- Born: Ogun State, Nigeria
- Other name: Olufunmilade Akingbabohun
- Education: University of Lagos; University of Ibadan; Yaba College of Technology;
- Occupation: Mechanical Engineer;
- Organizations: Nigerian Institution of Mechanical Engineers; Nigerian Federal Ministry of Interior; Nigerian Society of Engineers;
- Predecessor: Muhammad Baba Ndaliman
- Successor: Alhassan Abdu Mohammed

= Funmilade Akingbagbohun =

Nigerian Female Engineer

Funmilade Akingbagbohun is a Nigerian Mechanical Engineer known for being the first female National Chairman of the Nigerian Institute of Mechanical Engineers.

Akingbagbohun earned a Higher National Diploma from the Yaba College of Technology before earning her Master's degree from the University of Lagos.

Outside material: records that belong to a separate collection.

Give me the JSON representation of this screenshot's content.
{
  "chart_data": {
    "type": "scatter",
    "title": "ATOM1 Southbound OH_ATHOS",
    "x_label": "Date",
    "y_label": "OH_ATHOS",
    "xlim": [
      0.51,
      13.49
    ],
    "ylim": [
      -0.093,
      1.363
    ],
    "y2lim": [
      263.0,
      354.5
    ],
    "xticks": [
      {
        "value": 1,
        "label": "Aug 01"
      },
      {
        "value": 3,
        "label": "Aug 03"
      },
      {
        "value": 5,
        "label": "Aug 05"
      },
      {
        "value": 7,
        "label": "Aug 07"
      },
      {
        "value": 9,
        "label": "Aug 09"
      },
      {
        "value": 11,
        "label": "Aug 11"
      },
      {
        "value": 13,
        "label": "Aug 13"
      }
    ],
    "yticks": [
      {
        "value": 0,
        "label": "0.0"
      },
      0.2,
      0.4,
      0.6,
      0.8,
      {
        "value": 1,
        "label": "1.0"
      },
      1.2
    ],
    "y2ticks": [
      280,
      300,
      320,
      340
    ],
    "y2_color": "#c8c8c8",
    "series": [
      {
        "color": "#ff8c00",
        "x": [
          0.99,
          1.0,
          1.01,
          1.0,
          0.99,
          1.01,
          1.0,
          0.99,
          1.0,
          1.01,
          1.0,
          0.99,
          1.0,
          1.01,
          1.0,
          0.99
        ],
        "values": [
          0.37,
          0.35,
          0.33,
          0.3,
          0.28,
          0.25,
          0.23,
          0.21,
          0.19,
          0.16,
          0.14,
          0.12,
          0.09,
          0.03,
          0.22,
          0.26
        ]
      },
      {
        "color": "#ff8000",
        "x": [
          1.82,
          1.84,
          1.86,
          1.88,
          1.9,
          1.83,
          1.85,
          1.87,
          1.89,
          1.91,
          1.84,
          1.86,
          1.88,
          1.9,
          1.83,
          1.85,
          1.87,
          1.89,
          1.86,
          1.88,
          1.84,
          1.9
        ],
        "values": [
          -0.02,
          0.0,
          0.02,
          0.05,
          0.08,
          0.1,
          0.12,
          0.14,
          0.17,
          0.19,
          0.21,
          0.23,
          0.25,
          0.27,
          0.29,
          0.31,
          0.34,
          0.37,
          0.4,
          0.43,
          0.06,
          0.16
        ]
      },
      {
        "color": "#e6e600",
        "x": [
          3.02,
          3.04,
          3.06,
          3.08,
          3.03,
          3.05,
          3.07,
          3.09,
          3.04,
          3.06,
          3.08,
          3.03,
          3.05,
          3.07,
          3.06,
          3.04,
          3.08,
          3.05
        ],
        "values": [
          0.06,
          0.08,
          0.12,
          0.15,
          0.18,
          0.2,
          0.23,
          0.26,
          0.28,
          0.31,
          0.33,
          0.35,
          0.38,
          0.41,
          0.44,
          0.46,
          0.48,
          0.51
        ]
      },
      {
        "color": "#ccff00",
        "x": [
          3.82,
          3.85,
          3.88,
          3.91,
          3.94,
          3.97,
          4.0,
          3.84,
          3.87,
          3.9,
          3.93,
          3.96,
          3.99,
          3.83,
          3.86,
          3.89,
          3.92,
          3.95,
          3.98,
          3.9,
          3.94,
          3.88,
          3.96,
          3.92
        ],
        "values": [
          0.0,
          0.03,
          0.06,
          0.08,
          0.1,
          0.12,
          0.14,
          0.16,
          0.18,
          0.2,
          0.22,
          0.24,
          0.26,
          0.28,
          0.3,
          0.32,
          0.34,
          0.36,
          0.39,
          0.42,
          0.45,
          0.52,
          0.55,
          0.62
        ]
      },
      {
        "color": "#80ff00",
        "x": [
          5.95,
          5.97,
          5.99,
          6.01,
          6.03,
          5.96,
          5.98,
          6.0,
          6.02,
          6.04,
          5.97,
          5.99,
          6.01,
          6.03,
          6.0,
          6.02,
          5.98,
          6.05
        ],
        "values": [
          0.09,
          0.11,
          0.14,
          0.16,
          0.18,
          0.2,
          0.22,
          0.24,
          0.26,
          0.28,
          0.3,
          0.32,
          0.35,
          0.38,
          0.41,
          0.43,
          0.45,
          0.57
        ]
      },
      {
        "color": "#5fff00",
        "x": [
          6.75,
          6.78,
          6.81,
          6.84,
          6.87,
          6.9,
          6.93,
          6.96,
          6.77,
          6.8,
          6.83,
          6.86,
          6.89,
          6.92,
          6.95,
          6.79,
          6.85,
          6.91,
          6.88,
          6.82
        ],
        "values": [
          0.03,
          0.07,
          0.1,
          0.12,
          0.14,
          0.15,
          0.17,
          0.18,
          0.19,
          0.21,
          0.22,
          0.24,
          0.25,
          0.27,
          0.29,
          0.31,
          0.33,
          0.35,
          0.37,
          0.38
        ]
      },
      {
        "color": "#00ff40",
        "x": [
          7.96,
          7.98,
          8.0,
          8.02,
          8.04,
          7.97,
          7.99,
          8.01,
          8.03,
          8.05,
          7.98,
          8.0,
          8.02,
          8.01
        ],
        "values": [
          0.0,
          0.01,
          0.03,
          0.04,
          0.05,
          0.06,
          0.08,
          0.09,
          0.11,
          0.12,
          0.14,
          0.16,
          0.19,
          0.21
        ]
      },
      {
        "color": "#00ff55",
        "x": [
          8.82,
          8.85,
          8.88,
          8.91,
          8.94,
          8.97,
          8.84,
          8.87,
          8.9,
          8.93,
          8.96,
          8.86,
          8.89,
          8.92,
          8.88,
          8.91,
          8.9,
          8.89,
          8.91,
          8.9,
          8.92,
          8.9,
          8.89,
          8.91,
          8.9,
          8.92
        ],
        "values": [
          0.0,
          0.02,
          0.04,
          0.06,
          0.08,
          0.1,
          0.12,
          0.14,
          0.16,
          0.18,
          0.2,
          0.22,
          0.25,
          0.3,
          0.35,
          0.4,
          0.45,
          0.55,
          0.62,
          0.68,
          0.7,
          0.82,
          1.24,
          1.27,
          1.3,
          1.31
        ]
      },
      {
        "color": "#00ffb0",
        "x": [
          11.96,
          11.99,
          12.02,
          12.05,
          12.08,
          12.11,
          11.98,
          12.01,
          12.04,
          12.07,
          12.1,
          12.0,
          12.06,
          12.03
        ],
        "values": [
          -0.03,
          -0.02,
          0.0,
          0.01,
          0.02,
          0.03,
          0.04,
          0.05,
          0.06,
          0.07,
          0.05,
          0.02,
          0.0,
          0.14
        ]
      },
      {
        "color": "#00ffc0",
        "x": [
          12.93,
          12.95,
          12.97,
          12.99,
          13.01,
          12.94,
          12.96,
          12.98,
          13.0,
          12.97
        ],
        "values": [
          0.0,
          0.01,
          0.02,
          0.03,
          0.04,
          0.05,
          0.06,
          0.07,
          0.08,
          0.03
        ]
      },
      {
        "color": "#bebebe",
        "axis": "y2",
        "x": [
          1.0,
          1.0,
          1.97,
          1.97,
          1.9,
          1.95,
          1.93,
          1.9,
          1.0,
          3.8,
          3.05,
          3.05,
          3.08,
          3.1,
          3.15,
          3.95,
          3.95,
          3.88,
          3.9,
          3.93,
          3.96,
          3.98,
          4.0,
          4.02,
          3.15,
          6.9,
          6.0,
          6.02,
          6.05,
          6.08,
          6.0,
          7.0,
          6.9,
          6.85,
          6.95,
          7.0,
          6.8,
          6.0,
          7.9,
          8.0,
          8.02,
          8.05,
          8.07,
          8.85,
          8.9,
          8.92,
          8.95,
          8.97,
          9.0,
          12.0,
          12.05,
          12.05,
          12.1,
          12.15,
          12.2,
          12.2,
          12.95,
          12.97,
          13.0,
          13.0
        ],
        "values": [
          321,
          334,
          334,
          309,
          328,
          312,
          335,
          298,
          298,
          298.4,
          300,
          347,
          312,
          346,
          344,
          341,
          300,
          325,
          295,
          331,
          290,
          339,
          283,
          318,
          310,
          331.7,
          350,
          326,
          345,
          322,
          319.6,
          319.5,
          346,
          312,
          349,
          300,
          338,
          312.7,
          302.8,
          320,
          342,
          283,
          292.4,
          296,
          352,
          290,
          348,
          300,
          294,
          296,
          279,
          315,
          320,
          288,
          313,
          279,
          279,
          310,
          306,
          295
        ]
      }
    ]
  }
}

She earned her Bachelor of Engineering from the University of Ibadan.

She previously served as chairman of the Ikeja Branch of the Nigerian Society of Engineers

Akinbagboghun was inaugurated as the National Chairman of the Nigerian Institute of Mechanical Engineers in 2022 in succession of Muhammad Baba Ndaliman. On 24 April 2024, she was succeeded by Alhassan Abdu Mohammed

She is a fellow of the Council for the Regulation of Engineering in Nigeria. She is also a fellow of the Institution of Electrical Engineers.